Brown didn’t sign the bills because utilities want a waiver from open government laws like Bagley-Keene first. If that happened, we wouldn’t even see batches of such emails anymore.
 
Judge Melanie Darling should have called consumer advocates like me to ask for opinions if she was calling Russell Worden for his. Damn straight, we think the deal in which San Onofre owners SoCal Edison and San Diego Gas & Electric are putting billions for decommissioning a failed nuclear plant onto ratepayers should be reversed. Let SCE pick up the whole $4.7 billion tab and let their shareholders take a bath. 
 
The idea that 70 percent of that cost would go onto the backs of millions of ratepayers whose lives were threatened because of a utility's faulty generators is jaw-dropping. The secret deal in a Warsaw hotel room cooking up this idea of sticking ratepayers with the tab between former PUC Chair and former president of SCE Michael Peevey and an executive vice president from his Alma Mater, stinks. 
 
The only people left in the dark on all this are the public. Earlier this year, the law firm Strumwasser & Woocher released an independent report reviewing ex parte communications between utility lobbyists and executives and the PUC’s decision makers and staff.
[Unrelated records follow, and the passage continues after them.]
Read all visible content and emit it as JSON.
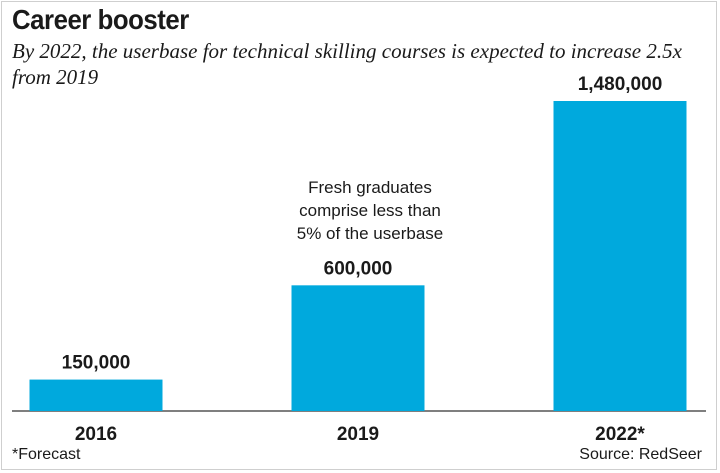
{
  "chart_data": {
    "type": "bar",
    "title": "Career booster",
    "subtitle": "By 2022, the userbase for technical skilling courses is expected to increase 2.5x from 2019",
    "categories": [
      "2016",
      "2019",
      "2022*"
    ],
    "values": [
      150000,
      600000,
      1480000
    ],
    "value_labels": [
      "150,000",
      "600,000",
      "1,480,000"
    ],
    "annotation": [
      "Fresh graduates",
      "comprise less than",
      "5% of the userbase"
    ],
    "bar_color": "#00a9dd",
    "ylim": [
      0,
      1480000
    ],
    "grid": false,
    "legend": "none",
    "footnote": "*Forecast",
    "source": "Source: RedSeer"
  }
}
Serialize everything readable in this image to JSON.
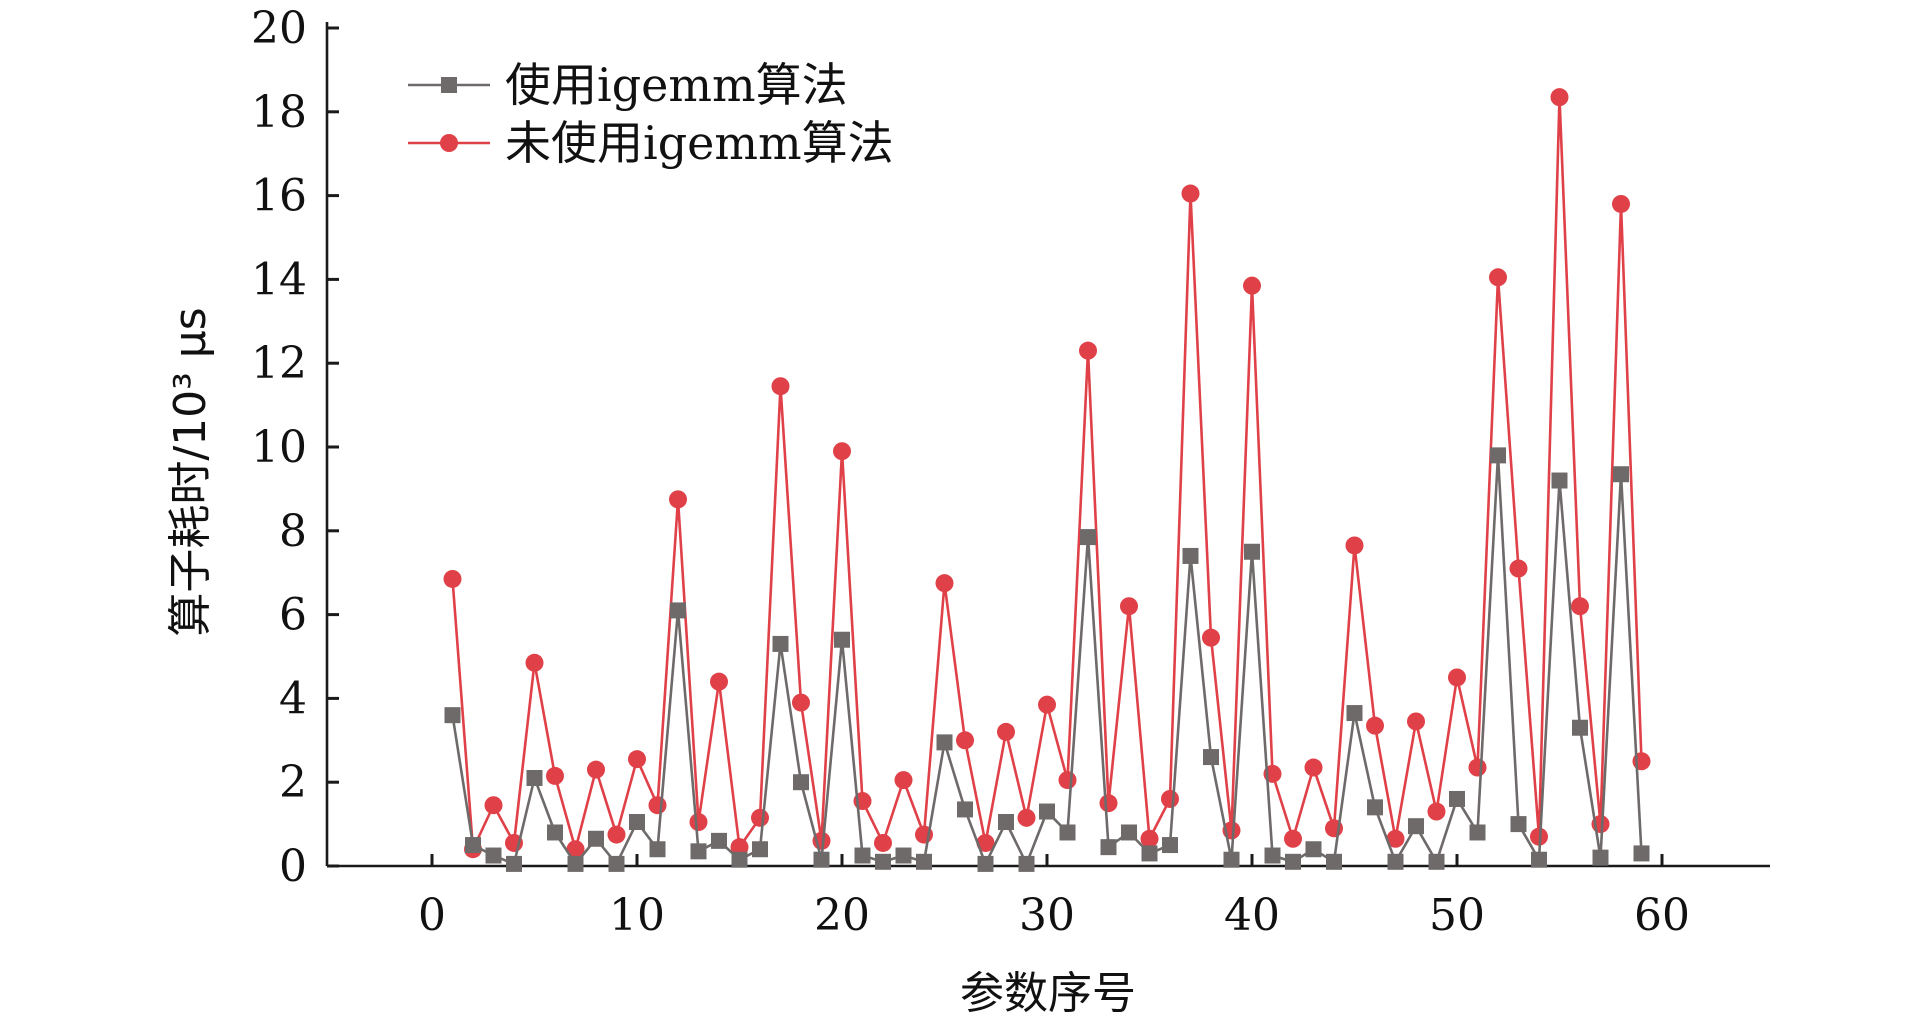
{
  "chart_data": {
    "type": "line",
    "xlabel": "参数序号",
    "ylabel": "算子耗时/10³ μs",
    "xlim": [
      -5,
      65
    ],
    "ylim": [
      0,
      20
    ],
    "xticks": [
      0,
      10,
      20,
      30,
      40,
      50,
      60
    ],
    "yticks": [
      0,
      2,
      4,
      6,
      8,
      10,
      12,
      14,
      16,
      18,
      20
    ],
    "grid": false,
    "legend_position": "top-left",
    "x": [
      1,
      2,
      3,
      4,
      5,
      6,
      7,
      8,
      9,
      10,
      11,
      12,
      13,
      14,
      15,
      16,
      17,
      18,
      19,
      20,
      21,
      22,
      23,
      24,
      25,
      26,
      27,
      28,
      29,
      30,
      31,
      32,
      33,
      34,
      35,
      36,
      37,
      38,
      39,
      40,
      41,
      42,
      43,
      44,
      45,
      46,
      47,
      48,
      49,
      50,
      51,
      52,
      53,
      54,
      55,
      56,
      57,
      58,
      59
    ],
    "series": [
      {
        "name": "使用igemm算法",
        "color": "#6e6a6a",
        "marker": "square",
        "values": [
          3.6,
          0.5,
          0.25,
          0.05,
          2.1,
          0.8,
          0.05,
          0.65,
          0.05,
          1.05,
          0.4,
          6.1,
          0.35,
          0.6,
          0.15,
          0.4,
          5.3,
          2.0,
          0.15,
          5.4,
          0.25,
          0.1,
          0.25,
          0.1,
          2.95,
          1.35,
          0.05,
          1.05,
          0.05,
          1.3,
          0.8,
          7.85,
          0.45,
          0.8,
          0.3,
          0.5,
          7.4,
          2.6,
          0.15,
          7.5,
          0.25,
          0.1,
          0.4,
          0.1,
          3.65,
          1.4,
          0.1,
          0.95,
          0.1,
          1.6,
          0.8,
          9.8,
          1.0,
          0.15,
          9.2,
          3.3,
          0.2,
          9.35,
          0.3
        ]
      },
      {
        "name": "未使用igemm算法",
        "color": "#e04048",
        "marker": "circle",
        "values": [
          6.85,
          0.4,
          1.45,
          0.55,
          4.85,
          2.15,
          0.4,
          2.3,
          0.75,
          2.55,
          1.45,
          8.75,
          1.05,
          4.4,
          0.45,
          1.15,
          11.45,
          3.9,
          0.6,
          9.9,
          1.55,
          0.55,
          2.05,
          0.75,
          6.75,
          3.0,
          0.55,
          3.2,
          1.15,
          3.85,
          2.05,
          12.3,
          1.5,
          6.2,
          0.65,
          1.6,
          16.05,
          5.45,
          0.85,
          13.85,
          2.2,
          0.65,
          2.35,
          0.9,
          7.65,
          3.35,
          0.65,
          3.45,
          1.3,
          4.5,
          2.35,
          14.05,
          7.1,
          0.7,
          18.35,
          6.2,
          1.0,
          15.8,
          2.5
        ]
      }
    ]
  }
}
The report found such meetings, “frequent, pervasive, and at least sometimes outcome-determinative.” 
 
The report determined that such backchannel communications are “fundamentally unfair” because they remove the public’s business from the public and make it almost impossible for interested parties to counteract what’s decided behind closed doors in time to make a difference. 
 
The fix? That’s easy. If an ALJ is talking to an SCE executive, that's wrong and is not allowed under the current rules. Not just these communcations but all ex parte communciations between a decision maker and only some of the parties to that decision should be banned. Make the penalty for breaking that rule sufficiently tough to discourage cheating. Then, we’re even-Steven. And pretty soon we’ll have people at the PUC who make decisions based on the merits and not because the companies with all the money and political connections have their ear.